Note: The "Go-lang parallel segment runs slower than series segment" question dealt with race conditions, this one has another issue, so imho it's not a duplicate.
I'm trying to find an explanation for the following situation: Running parallel quicksort results in a significantly longer runtime when done using go routines.
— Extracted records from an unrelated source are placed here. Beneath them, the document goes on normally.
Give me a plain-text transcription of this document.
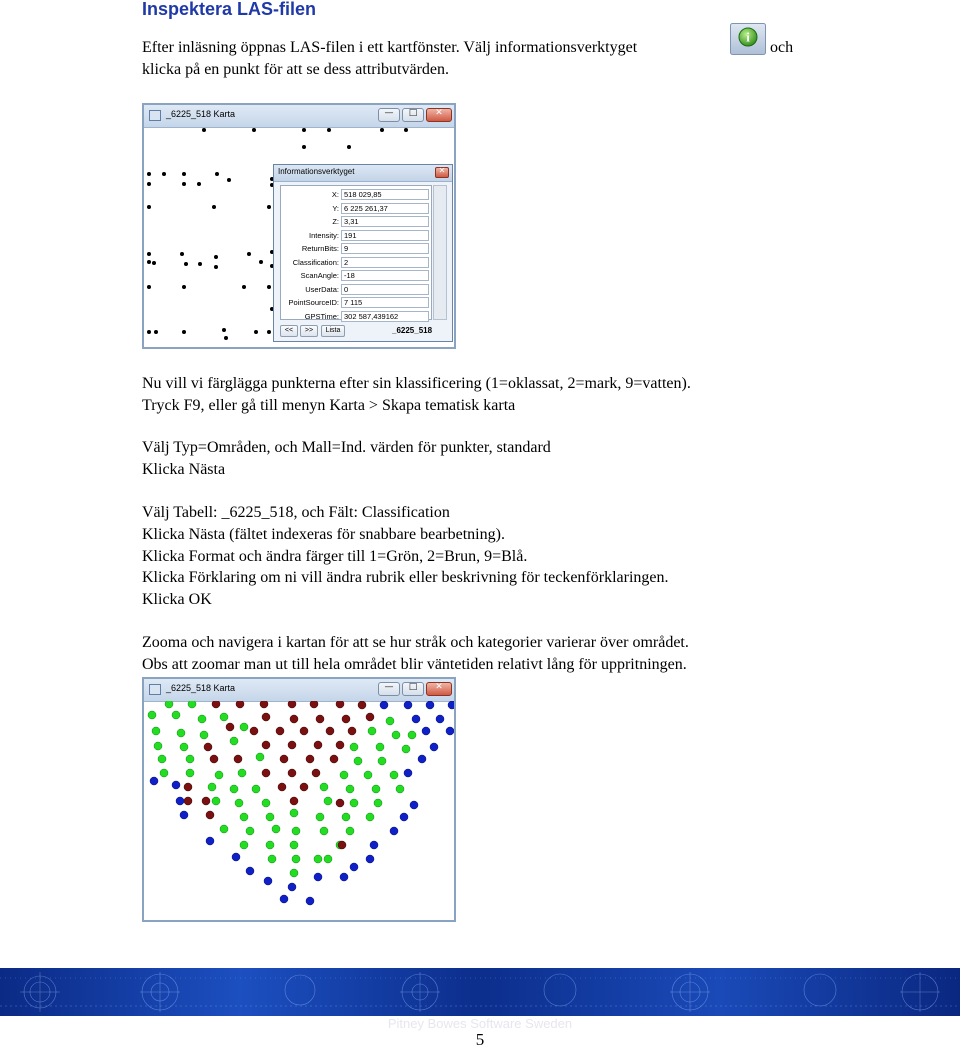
Inspektera LAS-filen
Efter inläsning öppnas LAS-filen i ett kartfönster. Välj informationsverktyget
i
och
klicka på en punkt för att se dess attributvärden.
_6225_518 Karta	—	□	✕
Informationsverktyget	✕
X: 518 029,85
Y: 6 225 261,37
Z: 3,31
Intensity: 191
ReturnBits: 9
Classification: 2
ScanAngle: -18
UserData: 0
PointSourceID: 7 115
GPSTime: 302 587,439162
<<	>>	Lista	_6225_518
Nu vill vi färglägga punkterna efter sin klassificering (1=oklassat, 2=mark, 9=vatten).
Tryck F9, eller gå till menyn Karta > Skapa tematisk karta
Välj Typ=Områden, och Mall=Ind. värden för punkter, standard
Klicka Nästa
Välj Tabell: _6225_518, och Fält: Classification
Klicka Nästa (fältet indexeras för snabbare bearbetning).
Klicka Format och ändra färger till 1=Grön, 2=Brun, 9=Blå.
Klicka Förklaring om ni vill ändra rubrik eller beskrivning för teckenförklaringen.
Klicka OK
Zooma och navigera i kartan för att se hur stråk och kategorier varierar över området.
Obs att zoomar man ut till hela området blir väntetiden relativt lång för uppritningen.
_6225_518 Karta	—	□	✕
Pitney Bowes Software Sweden
5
Benchmarks are after the code:
package c9sort
import (
"time"
)
var runInParllel bool
func Quicksort(nums []int, parallel bool) ([]int, int) {
started := time.Now()
ch := make(chan int)
runInParllel = parallel
go quicksort(nums, ch)
sorted := make([]int, len(nums))
i := 0
for next := range ch {
sorted[i] = next
i++
}
return sorted, int(time.Since(started).Nanoseconds() / 1000000)
}
func quicksort(nums []int, ch chan int) {
// Choose first number as pivot
pivot := nums[0]
// Prepare secondary slices
smallerThanPivot := make([]int, 0)
largerThanPivot := make([]int, 0)
// Slice except pivot
nums = nums[1:]
// Go over slice and sort
for _, i := range nums {
switch {
case i <= pivot:
smallerThanPivot = append(smallerThanPivot, i)
case i > pivot:
largerThanPivot = append(largerThanPivot, i)
}
}
var ch1 chan int
var ch2 chan int
// Now do the same for the two slices
if len(smallerThanPivot) > 1 {
ch1 = make(chan int, len(smallerThanPivot))
if runInParllel {
go quicksort(smallerThanPivot, ch1)
} else {
quicksort(smallerThanPivot, ch1)
}
}
if len(largerThanPivot) > 1 {
ch2 = make(chan int, len(largerThanPivot))
if runInParllel {
go quicksort(largerThanPivot, ch2)
} else {
quicksort(largerThanPivot, ch2)
}
}
// Wait until the sorting finishes for the smaller slice
if len(smallerThanPivot) > 1 {
for i := range ch1 {
ch <- i
}
} else if len(smallerThanPivot) == 1 {
ch <- smallerThanPivot[0]
}
ch <- pivot
if len(largerThanPivot) > 1 {
for i := range ch2 {
ch <- i
}
} else if len(largerThanPivot) == 1 {
ch <- largerThanPivot[0]
}
close(ch)
}
Benchmarks for a random perm of 500000 integers:
Ran 100 times
Non parallel average - 1866ms
Parallel average - 2437ms
Any explanation would be appreciated. I know goroutines may not be best for this kind of parallelism, but I'm trying to understand the reason.
Thank you in advance.